You can read more facts about a comprehensive study of security issues, developed by experts of the laboratory for testing sports bracelets in the proposed PDF file.
CHECKING YOUR APPLE WATCH DEVICE FOR SECURITY
Apple Watch can also be used as a bracelet for sports, in conjunction with the iPhone. How high is the degree of security in data processing, and is there any way to recover lost information?
The Apple
Watch Validation Plan was designed in a similar fashion to Android Validation. However, iOS and Android are so different in several criteria that it made it difficult to test the degree of risk, while the other criteria are not so important for Apple. That is why, in the category of spyware availability, methods for monitoring BLE security and connection control were investigated. In the field of online communications, it was investigated how coded the connections are and whether it is possible to manage the results using root certificates.
The ability to detect via Bluetooth can be controlled independently. As a result, it becomes impossible to constantly monitor the clock. The BLE test also seemed interesting. It is assumed that a new MAC address is constantly generated in the Apple Watch, each time Bluetooth is activated. To track him in this case is completely impossible. During the test, the function worked constantly. But with the airplane mode turned on and off, the Apple Watch repeatedly shows the original MAC address. In fact, this should not happen.
The ability to control the connection in an Apple watch is made using a special anti-theft technology: if an account is already tied to the watch, it is very difficult to disconnect it. Even a total reset will not help here. And if a thief sells a smart watch, the new owner will never connect them to his iPhone.
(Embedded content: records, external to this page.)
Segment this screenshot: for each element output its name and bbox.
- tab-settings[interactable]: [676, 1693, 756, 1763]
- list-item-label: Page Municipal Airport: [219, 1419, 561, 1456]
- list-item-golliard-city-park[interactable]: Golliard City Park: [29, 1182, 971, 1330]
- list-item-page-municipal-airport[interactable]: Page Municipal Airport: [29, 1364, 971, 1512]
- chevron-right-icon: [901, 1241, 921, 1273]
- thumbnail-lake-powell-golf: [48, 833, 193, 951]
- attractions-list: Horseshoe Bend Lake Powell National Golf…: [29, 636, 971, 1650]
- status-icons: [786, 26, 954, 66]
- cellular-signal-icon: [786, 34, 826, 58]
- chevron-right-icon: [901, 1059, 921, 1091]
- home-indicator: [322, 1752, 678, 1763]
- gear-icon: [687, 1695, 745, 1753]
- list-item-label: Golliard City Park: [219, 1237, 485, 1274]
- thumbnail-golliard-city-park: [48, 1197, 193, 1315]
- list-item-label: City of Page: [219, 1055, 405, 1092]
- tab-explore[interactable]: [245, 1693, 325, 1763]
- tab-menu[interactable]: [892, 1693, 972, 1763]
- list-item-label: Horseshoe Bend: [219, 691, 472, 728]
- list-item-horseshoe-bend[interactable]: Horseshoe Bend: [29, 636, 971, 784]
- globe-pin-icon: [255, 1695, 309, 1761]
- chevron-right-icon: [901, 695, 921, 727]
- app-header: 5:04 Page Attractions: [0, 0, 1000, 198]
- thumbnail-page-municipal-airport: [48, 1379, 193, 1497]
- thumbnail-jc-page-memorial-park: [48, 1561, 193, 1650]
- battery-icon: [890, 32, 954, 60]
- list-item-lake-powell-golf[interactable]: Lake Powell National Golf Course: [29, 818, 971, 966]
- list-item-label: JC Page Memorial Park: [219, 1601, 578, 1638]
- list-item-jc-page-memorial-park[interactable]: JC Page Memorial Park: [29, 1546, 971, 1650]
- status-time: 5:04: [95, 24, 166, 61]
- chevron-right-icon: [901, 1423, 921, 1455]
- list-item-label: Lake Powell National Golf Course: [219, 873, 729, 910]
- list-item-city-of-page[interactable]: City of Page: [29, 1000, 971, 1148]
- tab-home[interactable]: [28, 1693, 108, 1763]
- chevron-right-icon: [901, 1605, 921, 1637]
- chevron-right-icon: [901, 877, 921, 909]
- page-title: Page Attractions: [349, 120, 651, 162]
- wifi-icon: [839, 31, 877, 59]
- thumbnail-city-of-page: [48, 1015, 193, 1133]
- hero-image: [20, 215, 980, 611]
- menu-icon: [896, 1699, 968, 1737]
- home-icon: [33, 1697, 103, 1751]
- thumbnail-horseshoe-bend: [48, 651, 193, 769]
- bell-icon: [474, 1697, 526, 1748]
To establish a secure connection, Apple Watch reliably uses encrypted connections with additional protection. However, updates can be downloaded via an unencrypted HTTP channel.
In connections that were simply encrypted, without additional protection, experts were able to detect some information. These were lines of text containing geographical data on the whereabouts of the owner - up to his address. The next step, as with the Android device, was the root certificate. As a result, it became possible to establish control over many compounds. In this way, the owner himself was able to get more access to the data and can now manage it.
Apple Watch , in general, takes one of the highest places in the ranking of smart devices in terms of data protection. However, experts identified theoretically weak points, although the time and efforts made by experts to gain access to the watch turned out to be incredibly high.